Nell’ultimo anno abbiamo assistito, soprattutto in Italia, all’aumento del numero di nuove, piccole e medie imprese che importano pentole, stoviglie ed altri materiali a contatto con alimenti. Abbiamo dunque pensato che sia arrivato il momento di pubblicare un articolo su come importare questo tipo di prodotti.

Nell’articolo di questa settimana ti spieghiamo tutto quello che devi sapere per trovare il produttore giusto e perché il rispetto delle normative europee inerenti i materiali a contatto con gli alimenti non possa essere dato per scontato quando trovi i fornitori in Cina.

Cluster di produzione in Cina

Gli utensili da cucina non appartengono ad una categoria omogenea di prodotti, di conseguenza la loro produzione non è concentrata in una determinata città, regione o provincia.
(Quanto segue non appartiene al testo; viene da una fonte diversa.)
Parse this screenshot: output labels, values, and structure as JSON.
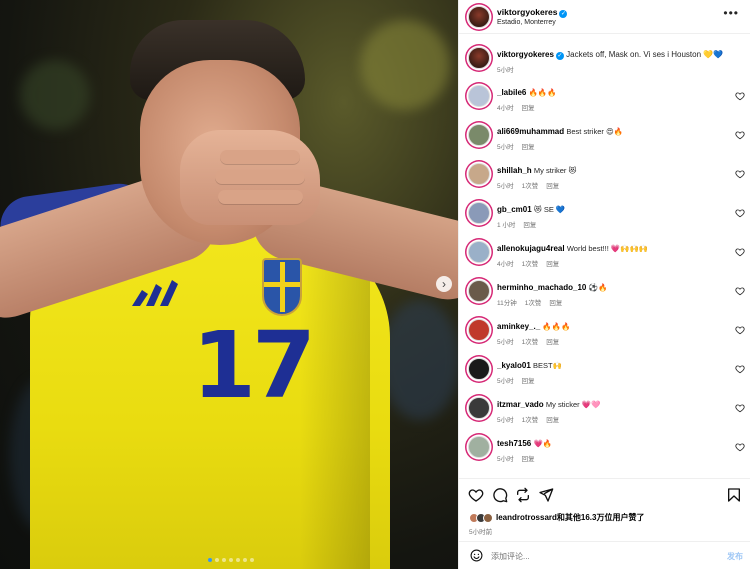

Detto questo, i luoghi di interesse per gli importatori di pentole, stoviglie ed altri materiali a contatto con gli alimenti sono situati nelle seguenti città cinesi:

  • Yangjiang, Guangdong: Coltelli e pentole in acciaio inox
  • Jiangmen, Guangdong: Pentole acciaio inox
  • Chaozhou, Guangdong: Pentole acciaio inox
  • Dongguan, Guangdong: Utensili da cucina in silicone, gomma e plastica
  • Jieyang, Guangdong: Posate
  • Ningbo, Zhejiang: Pentole acciaio inox
  • Taizhou, Zhejiang: Utensili da cucina in silicone, gomma e plastica
  • Yiwu, Zhejiang: Utensili di plastica
  • Yongkang, Zhejiang: Pentole di metallo
  • Xuzhou, Jiangsu: Oggetti di vetro
  • Shijiazhuang, Hebei: Pentole in ghisa

Come puoi vedere nell’elenco soprastante, la maggior parte dei produttori di pentole ed utensili da cucina si trova nelle province orientali del Guangdong, Zhejiang e Jiangsu. Eppure, si tratta di una breve panoramica. Fai una ricerca prima di saltare sul primo volo per Hong Kong o Shanghai.

Sviluppo del prodotto

La maggior parte, se non tutti i nostri clienti che importano pentole e prodotti da cucina, lo fanno con il proprio marchio. L’alternativa più diffusa è di marchiare un progetto di fabbrica esistente (ODM), piuttosto che sviluppare ex novo un nuovo prodotto. Come indicato nella tabella di sopra, lo sviluppo di prodotti OEM necessita risorse maggiori rispetto al branding di un prodotto già esistente. Sebbene un prodotto progettato in fabbrica non sia uguale ad uno prodotto in serie, fa effettivamente risparmiare molto tempo grazie all’impiego di specifiche di prodotto già esistenti.

Fabbrica ODM OEM
Tempo di produzione (in giorni) 0 15 – 30 60 – 120
Costo di lavorazione Nessuno Ridotto Elevato
Quantità Minima da Ordinare (pezzi) 500 – 1000 500 – 1000 1000 – 2000

La personalizzazione di un prodotto si traduce anche in un aumento dei costi di lavorazione, il più elevato dei quali tende ad essere il costo dello stampaggio ad iniezione. Inoltre, il tempo di produzione dello stampo, soprattutto per i prodotti metallici, può facilmente arrivare ai due mesi. A meno che tu non abbia realmente bisogno di un prodotto progettato su misura, ti consiglierei i prodotti ODM.

Normative

I materiali a contatto con gli alimenti sono regolamentati, in varia misura, nella maggior parte dei mercati, in particolare in Unione Europea e Stati Uniti. Per la maggior parte degli acquirenti e titolari di aziende del settore, tutto ciò non può essere una sorpresa. Tuttavia, ci sono alcune cose che devi sapere prima di versare un acconto:

1. La conformità ai materiali a contatto con gli alimenti europei ed americani non deve essere data per scontato. In realtà rappresenta l’eccezione, non la regola. Per questo motivo è necessario verificare che il fornitore dimostri una consistente conformità comprovata.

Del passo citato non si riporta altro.